Similarly, the Orthodox Church said, “There is no exemption in the Orthodox Church for Her faithful from any vaccination for religious reasons, including the coronavirus vaccine.”
Mainstream, anti-abortion, conservative Protestant organizations such as the Christian Medical & Dental Associations (CMDA) have said the vaccines are ethically sound.
There are various views on abortion among Jewish people. Generally, followers of Judaism hold life as sacred, but some do not consider a fetus alive until birth has begun. However, even conservative movements such as the ultra-Orthodox Chabad movement say it is fine to take the COVID-19 vaccine.
Hatewatch’s review of the cache found the LC stored a trove of misinformation and mistruths regarding COVID-19 vaccines, many of which news media and health experts fought to dispel as misinformation.
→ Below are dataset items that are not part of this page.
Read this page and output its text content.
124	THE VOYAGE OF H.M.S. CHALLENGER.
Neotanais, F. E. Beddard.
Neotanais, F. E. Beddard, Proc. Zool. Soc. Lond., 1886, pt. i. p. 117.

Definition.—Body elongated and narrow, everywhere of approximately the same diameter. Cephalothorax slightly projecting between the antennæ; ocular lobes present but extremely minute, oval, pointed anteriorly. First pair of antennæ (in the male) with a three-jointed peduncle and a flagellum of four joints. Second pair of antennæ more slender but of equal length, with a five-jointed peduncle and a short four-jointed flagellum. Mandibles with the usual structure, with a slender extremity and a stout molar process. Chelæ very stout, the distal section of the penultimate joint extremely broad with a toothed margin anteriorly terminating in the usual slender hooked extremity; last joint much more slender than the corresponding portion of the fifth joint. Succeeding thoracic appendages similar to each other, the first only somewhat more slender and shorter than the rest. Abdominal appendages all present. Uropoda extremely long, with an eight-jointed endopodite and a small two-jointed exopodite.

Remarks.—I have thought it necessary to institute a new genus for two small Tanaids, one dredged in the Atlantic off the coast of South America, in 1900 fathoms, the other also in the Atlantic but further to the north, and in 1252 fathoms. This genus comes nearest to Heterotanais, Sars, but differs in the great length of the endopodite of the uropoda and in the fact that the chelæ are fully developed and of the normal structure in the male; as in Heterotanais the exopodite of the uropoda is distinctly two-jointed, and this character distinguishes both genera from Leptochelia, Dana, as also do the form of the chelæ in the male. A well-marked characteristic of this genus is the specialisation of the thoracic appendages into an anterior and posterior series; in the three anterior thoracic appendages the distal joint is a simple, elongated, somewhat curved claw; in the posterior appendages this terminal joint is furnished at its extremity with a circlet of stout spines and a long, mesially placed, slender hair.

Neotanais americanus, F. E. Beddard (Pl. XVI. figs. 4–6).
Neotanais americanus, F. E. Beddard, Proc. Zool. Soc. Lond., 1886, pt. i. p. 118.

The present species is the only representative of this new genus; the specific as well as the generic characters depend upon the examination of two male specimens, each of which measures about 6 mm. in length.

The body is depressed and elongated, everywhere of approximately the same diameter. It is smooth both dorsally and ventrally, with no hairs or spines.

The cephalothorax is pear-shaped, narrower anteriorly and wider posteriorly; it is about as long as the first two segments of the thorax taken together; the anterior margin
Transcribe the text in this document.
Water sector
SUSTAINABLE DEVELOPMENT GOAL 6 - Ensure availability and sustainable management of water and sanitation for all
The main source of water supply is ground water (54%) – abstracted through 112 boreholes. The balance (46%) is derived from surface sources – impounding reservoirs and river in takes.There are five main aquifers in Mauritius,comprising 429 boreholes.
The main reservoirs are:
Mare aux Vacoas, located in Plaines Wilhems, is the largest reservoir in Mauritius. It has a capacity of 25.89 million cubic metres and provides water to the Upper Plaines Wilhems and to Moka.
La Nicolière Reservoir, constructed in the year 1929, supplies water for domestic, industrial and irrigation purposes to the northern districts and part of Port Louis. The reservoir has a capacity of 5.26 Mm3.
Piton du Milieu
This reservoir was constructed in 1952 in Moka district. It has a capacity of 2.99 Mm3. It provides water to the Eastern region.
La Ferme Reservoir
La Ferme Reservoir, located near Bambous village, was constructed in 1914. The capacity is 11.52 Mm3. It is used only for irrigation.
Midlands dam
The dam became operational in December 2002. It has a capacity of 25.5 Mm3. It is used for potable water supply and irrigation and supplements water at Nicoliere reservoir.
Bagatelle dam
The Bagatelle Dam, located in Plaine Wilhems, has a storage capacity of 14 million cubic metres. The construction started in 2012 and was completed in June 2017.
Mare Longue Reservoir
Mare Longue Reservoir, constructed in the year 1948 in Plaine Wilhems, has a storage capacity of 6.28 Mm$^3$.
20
The LC files contain debunked papers about mRNA COVID-19 vaccines that osteopathic physician Joseph Mercola authored. The New York Times called Mercola the “most influential spreader of coronavirus misinformation online” in a 2021 article.
One LC-hosted Mercola publication titled “Might COVID Injections Reduce Lifespan?” claims evidence suggests the COVID vaccine shortened lifespans by years. Social media users posted similar misinformation “thousands” of times, according to Reuters. This claim is false.
Another Mercola paper claims COVID-19 vaccines cause miscarriages. The paper said, “Getting the COVID shot during the first 20 weeks of pregnancy is extremely risky – the risk of miscarriage is anywhere between 82% and 91%.”
The paper uses a faulty analysis of the Centers for Disease Control and Prevention’s (CDC) Vaccine Adverse Effects Reporting System (VAERS) database, where people can report side effects they experience after vaccination.
Studies disprove these claims. One study showed the risk of miscarriage following a COVID-19 vaccination during the first 20 weeks of pregnancy was roughly 18%, well within the expected risk range.
Similar misinformation appears in religious exemption requests. The Jewish request document contains similarly misleading claims about the VAERS database.
VAERS does not prove causation for side effects. According to MU Health Care, part of the University of Missouri, “If a 90-year-old nursing home resident got the vaccine and then died days, weeks or even months later of another ailment, the resident’s death would be reported to VAERS.”
Further, all VAERS reports are unverified.
Editor’s note: Megan Squire contributed to this reporting.